Cumhurbaşkanı’nın tarif ettiği “kamusal alan” da böyle algılanmalı.. Toplumsal değil, devlete ait olan alan anlamında..
Ve bu tartışmanın bir sağırlar diyaloğuna dönüşmesinin ardında da esasen bu yatıyor.
Dünkü yazımda bir ortak tarif etrafında anlaşabilirsek sorunun daha kolay tartışılabileceğini, çözümün de o derecede kolay bulunabileceğini yazmamın nedeni budur.
Kişi nerede özgür olmalı?
Batı’da “toplumsal alan” denildiğinde bunun “kamu yararına” sınırlandırılması da mümkün. Halka açık yerlerde sigara içmenin yasaklanması örneğinde olduğu gibi..
Bizde de bu tür kısıtlamalar var. Örneğin camiye girerken kadınlardan başlarını örtmelerini bekliyoruz ve bu normal uygulamaya kimse itiraz etmiyor. Çünkü topluma ait bir alan da olsa, orada bazı sınırlamaların olabileceği konusunda toplumca fikir birliğimiz var.
Ancak “toplumsal alan” tanımı gereği özgür bir alan.. İnsanların giyimlerine, hal ve hareketlerine karışılamayacak (başka birisinin özgürlüklerini tehdit etmediğiniz sürece elbette) bir alan..
Sorun kişisel özgürlüklerin kullanımının, devlete ait olan alanda sınırlanıp sınırlanamayacağıyla ilgili.
Hâkim türban takamaz ama..
Batı Avrupa toplumlarında da böyle bir sınırlama var. Örneğin bir hâkim türban takamıyor ama bir türbanlının mahkemede hakkını aramasına da kimse karışmıyor.
Türkiye de bu noktaya hızla geliyor. Önceki gün Milliyet’in birinci sayfasında yayımladığımız bir fotoğrafta da görüldüğü gibi..
Hâkim, görevinin gerektirdiği özel giysisi içinde yargılama yaparken bazı sanıklar ile tanıkları çarşaf içinde gösteren fotoğraftan söz ediyorum.

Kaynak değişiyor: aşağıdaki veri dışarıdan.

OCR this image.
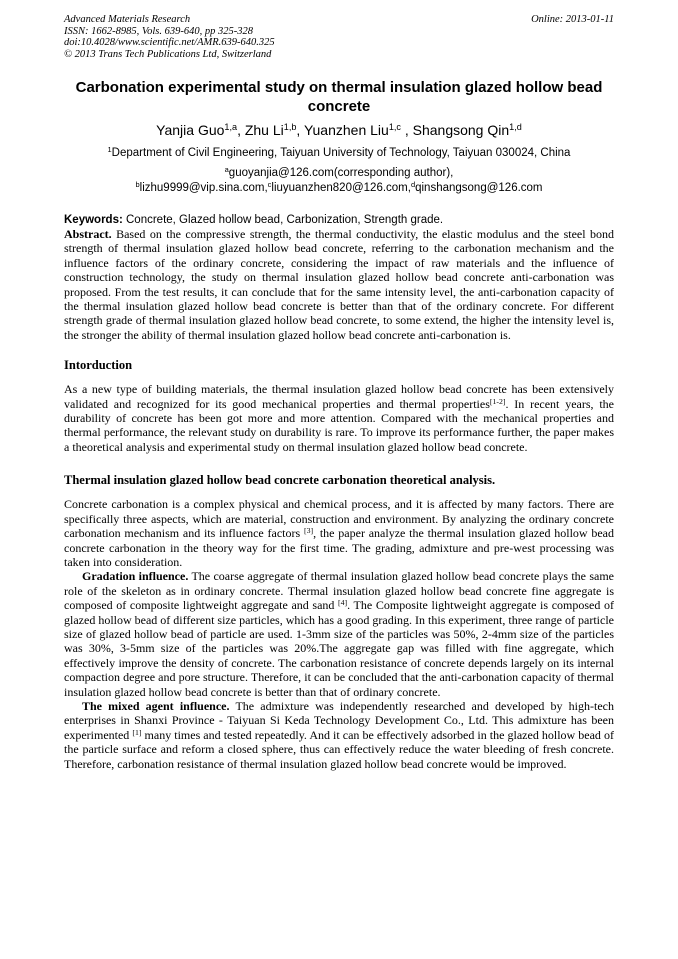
Advanced Materials Research
ISSN: 1662-8985, Vols. 639-640, pp 325-328
doi:10.4028/www.scientific.net/AMR.639-640.325
© 2013 Trans Tech Publications Ltd, Switzerland
Online: 2013-01-11
Carbonation experimental study on thermal insulation glazed hollow bead concrete
Yanjia Guo$^{1,a}$, Zhu Li$^{1,b}$, Yuanzhen Liu$^{1,c}$ , Shangsong Qin$^{1,d}$
$^1$Department of Civil Engineering, Taiyuan University of Technology, Taiyuan 030024, China
$^a$guoyanjia@126.com(corresponding author),
$^b$lizhu9999@vip.sina.com,$^c$liuyuanzhen820@126.com,$^d$qinshangsong@126.com
Keywords: Concrete, Glazed hollow bead, Carbonization, Strength grade.

Abstract. Based on the compressive strength, the thermal conductivity, the elastic modulus and the steel bond strength of thermal insulation glazed hollow bead concrete, referring to the carbonation mechanism and the influence factors of the ordinary concrete, considering the impact of raw materials and the influence of construction technology, the study on thermal insulation glazed hollow bead concrete anti-carbonation was proposed. From the test results, it can conclude that for the same intensity level, the anti-carbonation capacity of the thermal insulation glazed hollow bead concrete is better than that of the ordinary concrete. For different strength grade of thermal insulation glazed hollow bead concrete, to some extend, the higher the intensity level is, the stronger the ability of thermal insulation glazed hollow bead concrete anti-carbonation is.

Intorduction

As a new type of building materials, the thermal insulation glazed hollow bead concrete has been extensively validated and recognized for its good mechanical properties and thermal properties[1-2]. In recent years, the durability of concrete has been got more and more attention. Compared with the mechanical properties and thermal performance, the relevant study on durability is rare. To improve its performance further, the paper makes a theoretical analysis and experimental study on thermal insulation glazed hollow bead concrete.

Thermal insulation glazed hollow bead concrete carbonation theoretical analysis.

Concrete carbonation is a complex physical and chemical process, and it is affected by many factors. There are specifically three aspects, which are material, construction and environment. By analyzing the ordinary concrete carbonation mechanism and its influence factors [3], the paper analyze the thermal insulation glazed hollow bead concrete carbonation in the theory way for the first time. The grading, admixture and pre-west processing was taken into consideration.

Gradation influence. The coarse aggregate of thermal insulation glazed hollow bead concrete plays the same role of the skeleton as in ordinary concrete. Thermal insulation glazed hollow bead concrete fine aggregate is composed of composite lightweight aggregate and sand [4]. The Composite lightweight aggregate is composed of glazed hollow bead of different size particles, which has a good grading. In this experiment, three range of particle size of glazed hollow bead of particle are used. 1-3mm size of the particles was 50%, 2-4mm size of the particles was 30%, 3-5mm size of the particles was 20%.The aggregate gap was filled with fine aggregate, which effectively improve the density of concrete. The carbonation resistance of concrete depends largely on its internal compaction degree and pore structure. Therefore, it can be concluded that the anti-carbonation capacity of thermal insulation glazed hollow bead concrete is better than that of ordinary concrete.

The mixed agent influence. The admixture was independently researched and developed by high-tech enterprises in Shanxi Province - Taiyuan Si Keda Technology Development Co., Ltd. This admixture has been experimented [1] many times and tested repeatedly. And it can be effectively adsorbed in the glazed hollow bead of the particle surface and reform a closed sphere, thus can effectively reduce the water bleeding of fresh concrete. Therefore, carbonation resistance of thermal insulation glazed hollow bead concrete would be improved.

Ve bu dün de belirttiğim gibi bizi şu noktaya götürüyor: Toplumsal alan özgürdür. Devlete ait alanlarda ise, halka hizmetle yükümlü devlet görevlilerinin uymaları gereken kurallar bellidir ve herkes bu kurallara uymalıdır. Ancak, orada bulunmanızın nedeni verilen devlet hizmetinden yararlanmaksa, insanları kılık kıyafet konusunda kısıtlayacak herhangi bir düzenleme de olmamalıdır.